In just five minutes, Mexico’s fiscal position took two heavy blows that sent the peso reeling.
In almost simultaneous announcements, Fitch Ratings cut its credit rating for Mexico while Moody’s Investors Service shifted its outlook to negative, both warning that the state-owned oil company’s ballooning debt is a risk to public finances amid weaker growth.
Fitch downgraded Mexico to BBB from BBB+, two notches above investment grade.
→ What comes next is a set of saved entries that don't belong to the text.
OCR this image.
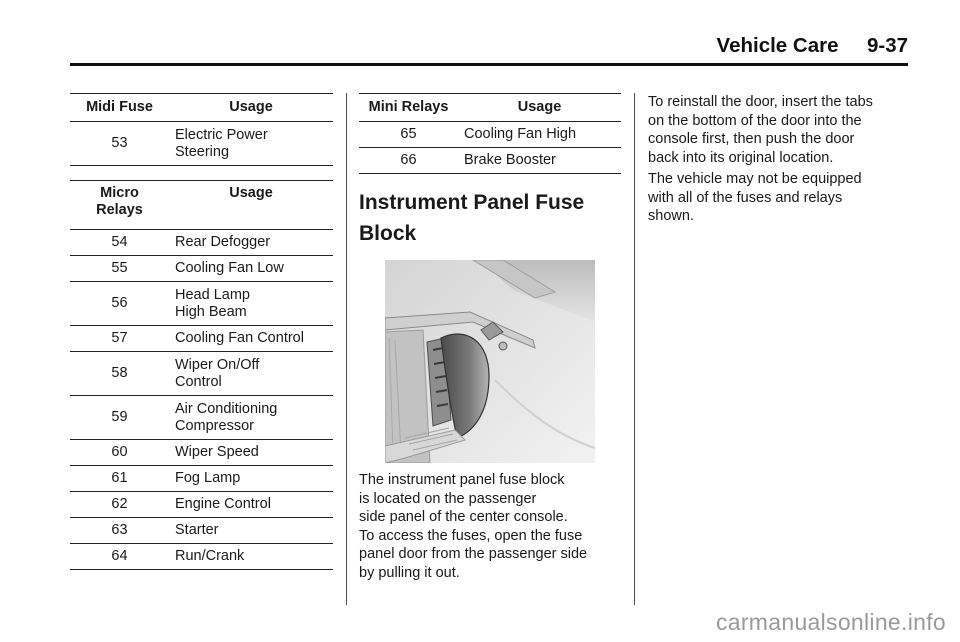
Vehicle Care     9-37
Midi Fuse	Usage
53	Electric Power
Steering
Micro
Relays	Usage
54	Rear Defogger
55	Cooling Fan Low
56	Head Lamp
High Beam

57	Cooling Fan Control
58	Wiper On/Off
Control

59	Air Conditioning
Compressor

60	Wiper Speed
61	Fog Lamp
62	Engine Control
63	Starter
64	Run/Crank
Mini Relays	Usage
65	Cooling Fan High
66	Brake Booster
Instrument Panel Fuse
Block

The instrument panel fuse block
is located on the passenger
side panel of the center console.
To access the fuses, open the fuse
panel door from the passenger side
by pulling it out.

To reinstall the door, insert the tabs
on the bottom of the door into the
console first, then push the door
back into its original location.

The vehicle may not be equipped
with all of the fuses and relays
shown.

carmanualsonline.info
Minutes earlier, Moody’s changed the outlook of its A3 credit rating for Mexico to negative from stable on concern that 'unpredictable' policy-making is undermining investor confidence and economic prospects.
“Meeting fiscal targets will become more difficult heading into 2020 and could result in tighter policy that creates a further headwind to growth,' Fitch said in its statement.
Mexico’s peso fell on the news, dropping 1.2% to 19.8194 per dollar at 6:38 p.m. in New York.
Lower growth, together with changes in energy policy and the role of state-owned oil company Petroleos Mexicanos, or Pemex, present risks to the nation’s mid-term fiscal outlook, Moody’s said.
“I don’t think it’s unexpected, all the ratings agencies are on point about this whole situation and I think Pemex is really one of the major drivers of it,” said Wilbur Matthews, Vaquero Global Investment LP founder. “It’s Pemex and uncertainty about policy, and whether the policy is going to be outright bad or at some point get realistic.”